Velocore, a decentralized exchange (DEX) built on Consensys’ zero-knowledge Ethereum Virtual Machine (zkEVM) and Matter Labs’ zkSyncEra, saw an exploit on all volatile pools on June 2. Volatile pools are liquidity pools for uncorrelated assets.

The team behind the DEX estimated that the protocol lost approximately $6.8 million worth of ether after the exploiter took advantage of vulnerabilities in its “Balancer-style CPMM pool contract.” They also noted that the exploit was exclusive to volatile pools, and all stable pools remained safe.

The Linea team was alerted to the exploit by blockchain security firm Hexagate, and deployed ecosystem security measures to mitigate damage from the exploit. Those measures included halting the blockchain sequencer to prevent additional funds from being bridged out by the exploiter.

“700ETH moved off Linea via a 3rd party bridge. It was the middle of the night, Velocore was still vulnerable and we could not get ahold of their team,” said the Linea team on X. 

Linea stopped producing blocks for around an hour between block 5081800 and 5081801, during which time the hacker’s wallet address was censored, and the attacker was also prevented from selling large amounts of ether.

The Linea team also appeared to anticipate criticism from proponents of decentralization, explaining its decision to halt block production was in aid of protection users and builders in the ecosystem.

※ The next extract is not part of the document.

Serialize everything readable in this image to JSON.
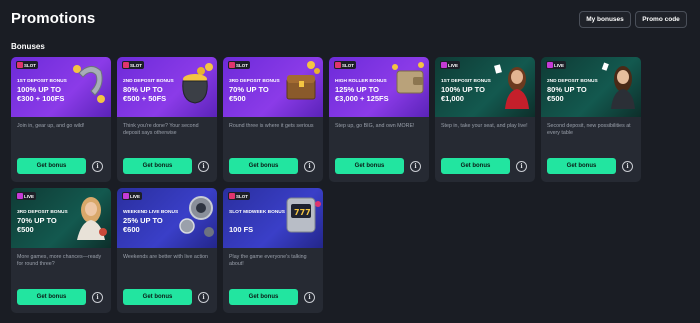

“Like other L2s, we are still in the ‘training wheels’ phase of existence, giving us safeguards to use,” said the Linea team on X.

“Most L2s, including Linea, still rely on centralized technical operations which can be leveraged to protect ecosystem participants. Linea’s core value is a permissionless, censorship-resistant environment so it was not a decision we took lightly.”

Meanwhile, the Velocore team is working on tracking down the exploiter, but plans to reimburse the affected users once operations resume.